Yesterday I asked this question (to Facebook community of women in difficult Christian marriages): “If you could give advice to husbands in how they should treat you as wives specifically related to being in a difficult marriage, what would you say?”
Within moments of posting it, I received a comment that the answers seemed to be more to a husband who was simply inconsiderate than to a husband who was actually abusive. So, I’m going to give it a shot.
Dear Husband,
I know you told me that you don’t read anything that I write, but I can’t say any of these things to your face because I don’t think you listen to me. And you won’t come to counseling with me anymore. And the couple people I have told about us don’t believe me so there is no one else to talk to you about this but me.
I feel unequal to you. Almost all of the time. I don’t think it’s fair that you can buy whatever you want at the grocery store but I have to ask your permission before putting it in the cart. I don’t think it’s fair that I get an allowance and you get the entire checking account. I don’t think it’s fair that you can discipline our kids but I am not allowed to tell you when I think you’re wrong.
I feel controlled by you. You take the debit and credit cards out of my purse and hide them. You block my access to our money. You won’t let me paint our bedroom because you said I’d do a bad job. Even though my cell phone was broken, you wouldn’t buy me a new one until I promised that I’d take it everywhere I went, including if I went to sit outside for a few minutes to read.
I don’t trust you. You have lied to me so many times. About when you’ve been drinking. About where you’ve been. About what you spend and where. About who that number belongs to on your cell phone and about why you text it in the middle of the night. And that’s just what I know about! And then you yell at me, ‘I can’t believe you don’t trust me!’ after a few days of supposedly not lying.
I don’t feel safe with you. You drive while intoxicated. And the last time I stopped you from taking our kids with you in the car while you were drunk, you stormed back in the house and didn’t speak to me for days. You leave our doors unlocked at night and mock me for saying I want them locked. You sometimes don’t come home at night and you don’t always let me know.
You’re mean to me. You call me names. Telling me to stop acting like an ass is the same as calling me an ass. Telling me that I’m insane or a lying moron or out of my mind is cruel, and you do that a lot.

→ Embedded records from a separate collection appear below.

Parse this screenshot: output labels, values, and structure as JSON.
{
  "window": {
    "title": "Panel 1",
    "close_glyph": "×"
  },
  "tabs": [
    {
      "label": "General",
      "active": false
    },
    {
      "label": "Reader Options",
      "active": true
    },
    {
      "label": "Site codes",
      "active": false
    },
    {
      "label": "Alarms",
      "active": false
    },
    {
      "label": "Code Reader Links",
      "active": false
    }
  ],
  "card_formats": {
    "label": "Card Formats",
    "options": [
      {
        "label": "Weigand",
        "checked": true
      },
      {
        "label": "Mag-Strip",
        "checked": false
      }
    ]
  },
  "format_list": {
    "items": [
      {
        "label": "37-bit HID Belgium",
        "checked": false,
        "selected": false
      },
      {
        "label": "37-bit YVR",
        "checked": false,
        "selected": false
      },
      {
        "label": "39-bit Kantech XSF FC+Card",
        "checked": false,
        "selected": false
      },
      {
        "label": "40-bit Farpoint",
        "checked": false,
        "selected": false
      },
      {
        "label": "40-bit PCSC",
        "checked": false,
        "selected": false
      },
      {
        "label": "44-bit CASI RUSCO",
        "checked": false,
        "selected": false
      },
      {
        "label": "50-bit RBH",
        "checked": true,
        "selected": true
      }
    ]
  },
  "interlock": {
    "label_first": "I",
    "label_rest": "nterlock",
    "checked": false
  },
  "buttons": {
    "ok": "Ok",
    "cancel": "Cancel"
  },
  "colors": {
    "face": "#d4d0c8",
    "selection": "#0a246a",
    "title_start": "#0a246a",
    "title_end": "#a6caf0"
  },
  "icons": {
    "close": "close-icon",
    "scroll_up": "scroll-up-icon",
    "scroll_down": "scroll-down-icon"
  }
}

You don’t love me. You only love yourself.
Husband, there is so, so much more I could say. But you need to know this: I can’t do this anymore. How you treat me isn’t okay. I don’t care if no counselor has ever called you on this. I don’t care if everyone at church just thinks I’m a bad wife and I deserve to be treated like this. I’m saying it’s not okay. And it’s not.
Do you – in your quietest moments, when you’re most honest with yourself – actually believe how you treat me is okay? Do you really think how our marriage is working is the way it’s supposed to be? Is this what you always thought it would be like?
We need to get help now. I am going to ask for help until someone helps me.
Your wife
If this post helped you, I would encourage you to check out “Surviving in a Difficult Christian Marriage”, found here.
This is textbook verbal abuse and control. This is not healthy for her in the long run, nor is it healthy for anyone around this man. He treats everyone the same way. And i can probably say with a 99% accuracy that he was abused by his mother or father or both at a very young age.
Elisabeth, please point this woman to the places she needs to go. You’ve shared them here before.
It hurts my heart to once again read the same story ive read so many times. This man will not change or look at change until she takes action.
I may have shared this before, but another book that has done wonders for so many, and received great reviews from Oprah and in O magazine is:”
How to Improve Your Marriage Without Talking About It”
It was written by a man and a woman. I met a couple at a seminar I attended. They had divorced and remarried. The wife said, “if i had read this book long ago, i would have never divorced my husband the first time. She passed it to a friend who also said, she would have never divorced had she read this book.
Please continue to share these Elisabeth.
I know in my heart there are men that are also reading these posts, they just arent at the point to accept the damage they have done.
Blessings…
This is what I would add…
What you are doing is WRONG no matter what your wife’s shortcomings are. Quit blaming her fir your violence and intimidation. Be a man and own it.
You need to get help for YOUR issues separately from couple’s counseling, which is probably not in your wife’s best interest because sharing her thoughts with you in the room can lead to serious backlash from you.
If you are endangering your family’s safety, your wife has the right and even responsibility to separate, and you may be the one who needs to find another place to live. You are still responsible for supporting the family and you should not keep demanding to move back in.
Your actions will have a very lasting and very damaging effect on your wife and children, and even your grandchildren and future generations.
What you think if as your authority as the head of the home may be masking pride and selfishness.
Learn to serve and protect, not demand and attack.
Bill, thanks for the encouragement and the resource!
Anonymous, thank you for the additional thoughts.